Dracula, a book built of shadows, mist and thinly-repressed carnality, is a naturally brooding work. It mopes with Victorian gothic gusto.
Action To The Word's production, however, broods more like a teenage boy locked in his bedroom. The music, the lust, and the emoting are all cranked off the scale. Heck, they’ve even invented a lesbian doctor to complete the adolescent male fantasy.
The result is an utterly silly steampunk version of Bram Stoker’s tale of the undead Transylvanian count and his pursuit of Mina Harker.
The whole thing plays like a Muse concept album. Fitting, then, as several of the songs, all played live by the versatile and impressive cast, are by the pomp rockers. Radiohead’s 'Creep' is reprised several times for added alienation.
Mercifully, Dracula knows and embraces its ridiculousness. The production slobbers over the nubile young flesh of its cast as a vampire would.
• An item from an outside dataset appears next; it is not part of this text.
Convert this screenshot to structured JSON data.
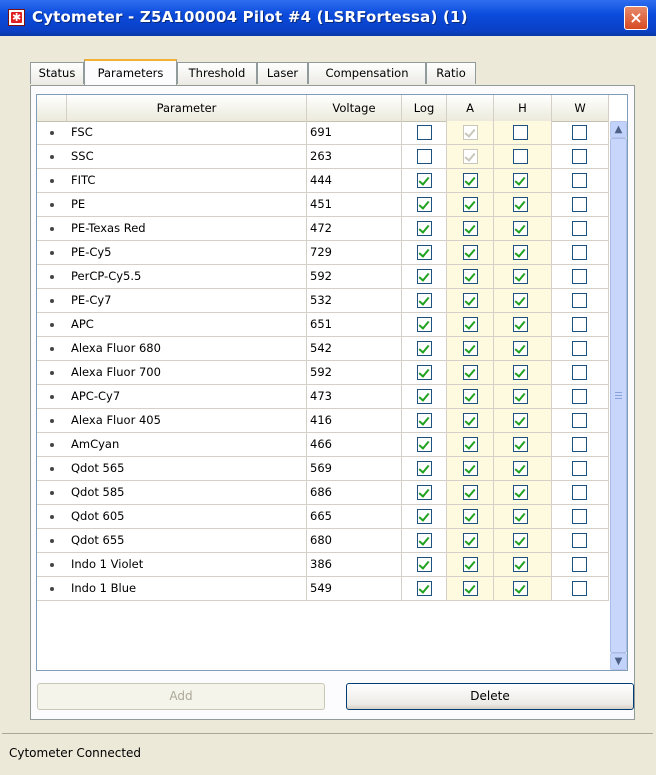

Lacy bodices and chiselled chests abound.
It is at its best in its opening half, when the plot gives it space to laugh at its own gory high camp. But as the final confrontation with Dracula approaches, an air of seriousness tightens around the show. As if to compensate, the lights get brighter, the music gets louder, the pomp gets pompier, and the whole thing struggles to support the weight of its own daftness.
Like the vampire himself, the show is visually seductive and has many dark charms, but upon reflection lacks a bit of soul.